Blackadder and the Micro-kernel Approach to Web Services Transactions
What is more productive? The micro-kernel or macro-kernel approach to developing working standards.
I mentioned here in 2001, a consortium of companies including Hewlett-Packard, Oracle and BEA began work on the OASIS Business Transaction Protocol (BTP), which was aimed at business-to-business transactions in loosely coupled domains such as Web Services. The specification developed two new models for transactions, both based around the two-phase (commit) protocol. It was based on the “one-size fits all” premise.
Notable by their absence from BTP were IBM, BEA and Microsoft, who in August 2002 released their own specifications: Web Services Coordination (WS-C) and Web Services Transactions (WS-T). Although these specifications also define two transaction models, they are both grounded in existing transactional infrastructures. In 2003, Arjuna, Oracle, Sun Microsystems, IONA Technologies and Fujitsu founded the OASIS Web Services Composite Application Framework, which has similar goals to IBM and Microsoft and defines three transaction protocols, each aimed at a specific use case.

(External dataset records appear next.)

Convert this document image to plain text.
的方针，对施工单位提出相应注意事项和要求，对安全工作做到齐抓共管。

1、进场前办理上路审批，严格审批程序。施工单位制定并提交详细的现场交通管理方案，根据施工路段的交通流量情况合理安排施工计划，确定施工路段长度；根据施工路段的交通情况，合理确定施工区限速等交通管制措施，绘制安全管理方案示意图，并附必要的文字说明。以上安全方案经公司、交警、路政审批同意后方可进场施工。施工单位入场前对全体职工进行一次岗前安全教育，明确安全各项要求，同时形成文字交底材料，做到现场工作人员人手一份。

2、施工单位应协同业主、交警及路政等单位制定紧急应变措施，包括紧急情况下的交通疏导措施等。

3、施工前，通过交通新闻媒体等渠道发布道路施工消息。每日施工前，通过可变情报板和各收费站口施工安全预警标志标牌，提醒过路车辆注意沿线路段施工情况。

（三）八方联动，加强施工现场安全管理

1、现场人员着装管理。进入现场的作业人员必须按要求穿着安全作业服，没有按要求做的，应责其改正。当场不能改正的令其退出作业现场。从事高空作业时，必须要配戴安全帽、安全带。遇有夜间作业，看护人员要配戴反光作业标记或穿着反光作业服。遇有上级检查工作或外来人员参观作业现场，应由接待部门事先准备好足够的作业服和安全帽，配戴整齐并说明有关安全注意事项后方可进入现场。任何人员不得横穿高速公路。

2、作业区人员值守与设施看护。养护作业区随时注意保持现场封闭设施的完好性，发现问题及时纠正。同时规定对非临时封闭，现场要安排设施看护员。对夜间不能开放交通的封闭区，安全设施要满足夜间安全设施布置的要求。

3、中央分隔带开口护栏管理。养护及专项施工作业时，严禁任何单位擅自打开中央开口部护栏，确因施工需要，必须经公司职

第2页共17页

The IBM, Microsoft and BEA specifications and OASIS WS-CAF share a similar model, which is based on many years of experience including [1]: a generic coordination infrastructure, which the different transaction protocols use and augment to achieve their aims, which are use-case specific. The intention is to take a leaf out of the micro-kernel approach to operating system design: define a core that is needed for the vast majority of users (the coordination services) and extend this via targeted protocols. As Doug McIlroy, the inventor of Unix pipes said, “Make each program do one thing well; to do a new job, build afresh rather than complicate old programs by adding new features” [2].
Which approach is right? The likes of IBM, Microsoft, Oracle, IONA, Arjuna etc. have based their current specifications on years of research, implementation and deployment experience. As far as the weight of the industry is concerned, it would appear that the answer to the question is obvious. However, despite this there are still a few proponents of the macro-kernel approach. Do they have a point?
In the Elizabethan “Potato” episode of the BBC Blackadder TV show [3], Edmund Blackadder confronts the captain (Rum) of the ship he is on about the total lack of a crew for their impending voyage of discovery:
"Edmund: I was under the impression that it was common maritime practice for a ship to have a crew.
Rum: Opinion is divided on the subject.
Edmund: Oh, really? [starting to get the picture]
Rum: Yahs. All the other captains say it is; I say it isn't"
The rest, as they say, is history!
References
[1] OMG, Additional Structuring Mechanisms for the OTS Specification, September 2000, document orbos/2000-04-02.
[2] McIlroy, D., Pinson, E., and Tague, B., "Unix Time-Sharing System Forward", The Bell System Technical Journal, Bell Labs, 1978, v. 57 (6, part 2), p.1902.
[3] Blackadder, BBC TV show, 1983 to 1989.